Article 45 : Le ministre ayant la Fonction Publique dans ses attributions est chargé de l'exécution de la présente loi". Le ministre de la Fonction Publique n'enregistre pas les syndicats ; il s'agit des prérogatives du ministre ayant le travail dans ses attributions. Par ailleurs, la convention 87 de l'OIT ne fait pas de distinction entre les travailleurs ( article 2) . Le législateur doit comprendre que le ministre de la Fonction Publique est un employeur au même titre que les employeurs de secteur parapublique et privé.
Enfin, le projet de loi est une régression terrible en ce qui concerne le mouvement syndical burundais et le mouvement syndical international. Il s'agit d'un effroyable retour à l'esclavage de plus, n'ayant pas été élaboré dans le cadre du tripartisme ( Gouvernement-Employeurs- Travailleurs, les syndicats et les travailleurs ont intérêts à rejeter ce projet de loi scélérate dans le sens du maintien des perspectives de la reconstruction du monde du travail.

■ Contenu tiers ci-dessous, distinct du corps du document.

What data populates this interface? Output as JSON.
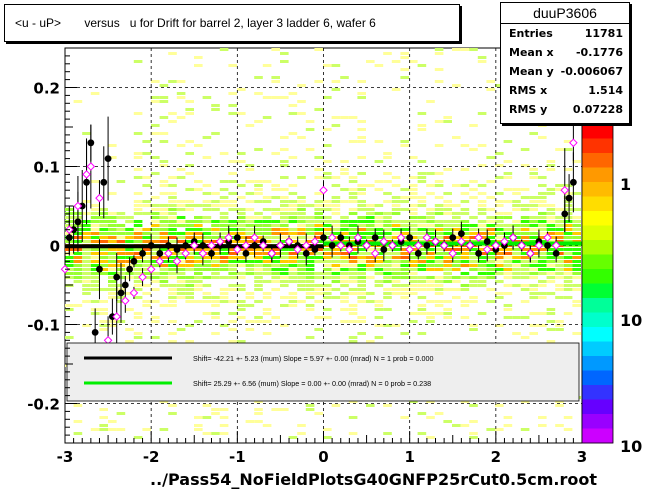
{
  "title": "<u - uP>       versus   u for Drift for barrel 2, layer 3 ladder 6, wafer 6",
  "stats": {
    "name": "duuP3606",
    "rows": [
      {
        "label": "Entries",
        "value": "11781"
      },
      {
        "label": "Mean x",
        "value": "-0.1776"
      },
      {
        "label": "Mean y",
        "value": "-0.006067"
      },
      {
        "label": "RMS x",
        "value": "1.514"
      },
      {
        "label": "RMS y",
        "value": "0.07228"
      }
    ]
  },
  "footer": "../Pass54_NoFieldPlotsG40GNFP25rCut0.5cm.root",
  "chart_data": {
    "type": "scatter",
    "title": "<u - uP>       versus   u for Drift for barrel 2, layer 3 ladder 6, wafer 6",
    "xlabel": "",
    "ylabel": "",
    "xlim": [
      -3,
      3
    ],
    "ylim": [
      -0.25,
      0.25
    ],
    "x_ticks": [
      "-3",
      "-2",
      "-1",
      "0",
      "1",
      "2",
      "3"
    ],
    "y_ticks": [
      "-0.2",
      "-0.1",
      "0",
      "0.1",
      "0.2"
    ],
    "grid": "dashed",
    "color_scale_labels": [
      "1",
      "10",
      "10",
      "10"
    ],
    "series": [
      {
        "marker": "filled-circle",
        "color": "#000000",
        "x": [
          -2.95,
          -2.9,
          -2.85,
          -2.8,
          -2.75,
          -2.7,
          -2.65,
          -2.6,
          -2.55,
          -2.5,
          -2.45,
          -2.4,
          -2.35,
          -2.3,
          -2.25,
          -2.2,
          -2.1,
          -2.0,
          -1.9,
          -1.8,
          -1.7,
          -1.6,
          -1.5,
          -1.4,
          -1.3,
          -1.2,
          -1.1,
          -1.0,
          -0.9,
          -0.8,
          -0.7,
          -0.6,
          -0.5,
          -0.4,
          -0.3,
          -0.2,
          -0.1,
          0.0,
          0.1,
          0.2,
          0.3,
          0.4,
          0.5,
          0.6,
          0.7,
          0.8,
          0.9,
          1.0,
          1.1,
          1.2,
          1.3,
          1.4,
          1.5,
          1.6,
          1.7,
          1.8,
          1.9,
          2.0,
          2.1,
          2.2,
          2.3,
          2.4,
          2.5,
          2.6,
          2.7,
          2.8,
          2.85,
          2.9
        ],
        "y": [
          0.01,
          0.02,
          0.03,
          0.05,
          0.08,
          0.13,
          -0.11,
          -0.03,
          0.08,
          0.11,
          -0.09,
          -0.04,
          -0.06,
          -0.05,
          -0.03,
          -0.02,
          -0.01,
          0.0,
          -0.01,
          0.0,
          -0.005,
          0.0,
          0.005,
          0.0,
          -0.01,
          0.0,
          0.005,
          0.01,
          -0.01,
          0.0,
          0.005,
          -0.01,
          0.0,
          0.005,
          0.0,
          -0.01,
          -0.005,
          0.01,
          0.0,
          0.01,
          0.0,
          0.005,
          0.0,
          0.01,
          -0.005,
          0.0,
          0.005,
          0.01,
          -0.01,
          0.0,
          0.005,
          0.0,
          0.01,
          0.015,
          0.0,
          -0.01,
          0.005,
          -0.005,
          0.0,
          0.01,
          0.0,
          -0.01,
          0.005,
          0.0,
          -0.01,
          0.04,
          0.06,
          0.08
        ]
      },
      {
        "marker": "open-diamond",
        "color": "#ff00ff",
        "x": [
          -3.0,
          -2.95,
          -2.85,
          -2.75,
          -2.7,
          -2.6,
          -2.5,
          -2.4,
          -2.3,
          -2.2,
          -2.1,
          -2.0,
          -1.9,
          -1.8,
          -1.7,
          -1.6,
          -1.5,
          -1.4,
          -1.3,
          -1.2,
          -1.1,
          -1.0,
          -0.9,
          -0.8,
          -0.7,
          -0.6,
          -0.5,
          -0.4,
          -0.3,
          -0.2,
          -0.1,
          0.0,
          0.1,
          0.2,
          0.3,
          0.4,
          0.5,
          0.6,
          0.7,
          0.8,
          0.9,
          1.0,
          1.1,
          1.2,
          1.3,
          1.4,
          1.5,
          1.6,
          1.7,
          1.8,
          1.9,
          2.0,
          2.1,
          2.2,
          2.3,
          2.4,
          2.5,
          2.6,
          2.7,
          2.8,
          2.9
        ],
        "y": [
          -0.03,
          0.02,
          0.05,
          0.09,
          0.1,
          0.06,
          -0.12,
          -0.09,
          -0.07,
          -0.06,
          -0.04,
          -0.03,
          -0.02,
          -0.01,
          -0.02,
          -0.01,
          0.0,
          -0.01,
          0.0,
          0.005,
          0.01,
          -0.005,
          0.0,
          0.01,
          0.0,
          -0.01,
          0.0,
          0.005,
          -0.005,
          0.0,
          0.005,
          0.07,
          0.01,
          0.0,
          -0.005,
          0.01,
          0.0,
          -0.01,
          0.005,
          0.0,
          0.01,
          -0.005,
          0.0,
          0.01,
          0.005,
          0.0,
          -0.01,
          0.005,
          0.0,
          0.01,
          -0.005,
          0.0,
          0.005,
          0.01,
          0.0,
          -0.01,
          0.0,
          0.01,
          0.0,
          0.07,
          0.13
        ]
      }
    ],
    "fits": [
      {
        "label": "Shift=   -42.21 +- 5.23 (mum) Slope =     5.97 +- 0.00 (mrad)  N = 1 prob = 0.000",
        "color": "#000000",
        "x": [
          -3.0,
          0.0
        ],
        "y": [
          -0.001,
          -0.001
        ]
      },
      {
        "label": "Shift=   25.29 +- 6.56 (mum) Slope =     0.00 +- 0.00 (mrad)  N = 0 prob = 0.238",
        "color": "#00ee00",
        "x": [
          0.0,
          3.0
        ],
        "y": [
          0.0025,
          0.0025
        ]
      }
    ]
  }
}
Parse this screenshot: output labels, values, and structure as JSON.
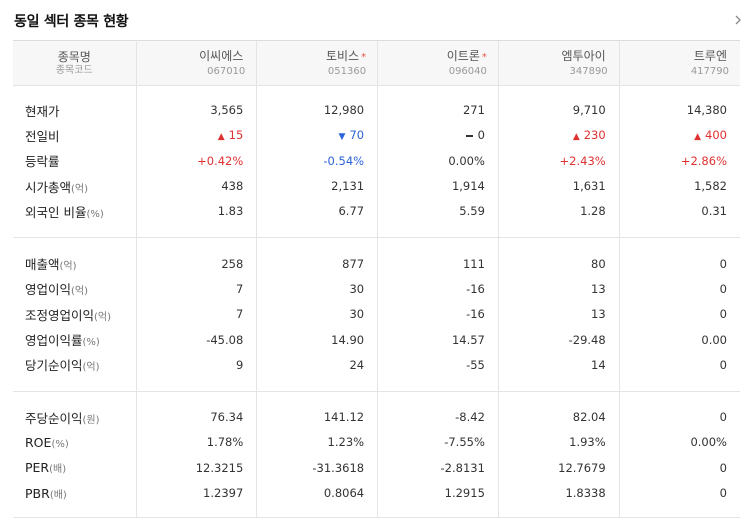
{
  "title": "동일 섹터 종목 현황",
  "header": {
    "name_label": "종목명",
    "code_label": "종목코드"
  },
  "stocks": [
    {
      "name": "이씨에스",
      "code": "067010",
      "star": ""
    },
    {
      "name": "토비스",
      "code": "051360",
      "star": "*"
    },
    {
      "name": "이트론",
      "code": "096040",
      "star": "*"
    },
    {
      "name": "엠투아이",
      "code": "347890",
      "star": ""
    },
    {
      "name": "트루엔",
      "code": "417790",
      "star": ""
    }
  ],
  "sections": [
    {
      "rows": [
        {
          "label": "현재가",
          "unit": "",
          "values": [
            "3,565",
            "12,980",
            "271",
            "9,710",
            "14,380"
          ]
        },
        {
          "label": "전일비",
          "unit": "",
          "kind": "change",
          "values": [
            {
              "dir": "up",
              "text": "15"
            },
            {
              "dir": "down",
              "text": "70"
            },
            {
              "dir": "flat",
              "text": "0"
            },
            {
              "dir": "up",
              "text": "230"
            },
            {
              "dir": "up",
              "text": "400"
            }
          ]
        },
        {
          "label": "등락률",
          "unit": "",
          "kind": "rate",
          "values": [
            {
              "dir": "up",
              "text": "+0.42%"
            },
            {
              "dir": "down",
              "text": "-0.54%"
            },
            {
              "dir": "flat",
              "text": "0.00%"
            },
            {
              "dir": "up",
              "text": "+2.43%"
            },
            {
              "dir": "up",
              "text": "+2.86%"
            }
          ]
        },
        {
          "label": "시가총액",
          "unit": "(억)",
          "values": [
            "438",
            "2,131",
            "1,914",
            "1,631",
            "1,582"
          ]
        },
        {
          "label": "외국인 비율",
          "unit": "(%)",
          "values": [
            "1.83",
            "6.77",
            "5.59",
            "1.28",
            "0.31"
          ]
        }
      ]
    },
    {
      "rows": [
        {
          "label": "매출액",
          "unit": "(억)",
          "values": [
            "258",
            "877",
            "111",
            "80",
            "0"
          ]
        },
        {
          "label": "영업이익",
          "unit": "(억)",
          "values": [
            "7",
            "30",
            "-16",
            "13",
            "0"
          ]
        },
        {
          "label": "조정영업이익",
          "unit": "(억)",
          "values": [
            "7",
            "30",
            "-16",
            "13",
            "0"
          ]
        },
        {
          "label": "영업이익률",
          "unit": "(%)",
          "values": [
            "-45.08",
            "14.90",
            "14.57",
            "-29.48",
            "0.00"
          ]
        },
        {
          "label": "당기순이익",
          "unit": "(억)",
          "values": [
            "9",
            "24",
            "-55",
            "14",
            "0"
          ]
        }
      ]
    },
    {
      "rows": [
        {
          "label": "주당순이익",
          "unit": "(원)",
          "values": [
            "76.34",
            "141.12",
            "-8.42",
            "82.04",
            "0"
          ]
        },
        {
          "label": "ROE",
          "unit": "(%)",
          "values": [
            "1.78%",
            "1.23%",
            "-7.55%",
            "1.93%",
            "0.00%"
          ]
        },
        {
          "label": "PER",
          "unit": "(배)",
          "values": [
            "12.3215",
            "-31.3618",
            "-2.8131",
            "12.7679",
            "0"
          ]
        },
        {
          "label": "PBR",
          "unit": "(배)",
          "values": [
            "1.2397",
            "0.8064",
            "1.2915",
            "1.8338",
            "0"
          ]
        }
      ]
    }
  ],
  "icons": {
    "more": "chevron-right-icon",
    "up": "triangle-up-icon",
    "down": "triangle-down-icon",
    "flat": "dash-icon"
  },
  "colors": {
    "up": "#e03131",
    "down": "#2b63d9",
    "star": "#e6564b"
  }
}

Le législateur devrait s'inspirer dans le cadre de la bonne gouvernance de l'alinéa 2 de l'article 8 de la convention 87 de l'OIT qui dit : "La législation nationale ne devra porter atteinte ni être appliquée de manière à porter atteinte aux garanties prévues par la présente convention. Il en est de même pour ce qui est de l'alinéa 2 de l'article 3 de la même convention : " les autorités publiques doivent s'abstenir de toute intervention de nature à limiter ce droit ou en entraver l'exercice légal". Il s'agit du droit d'élaborer les statuts et règlements administratifs, d'élections libres de leurs représentants, d'organisation de leur gestion et activité et de formulation de leur programme d'action.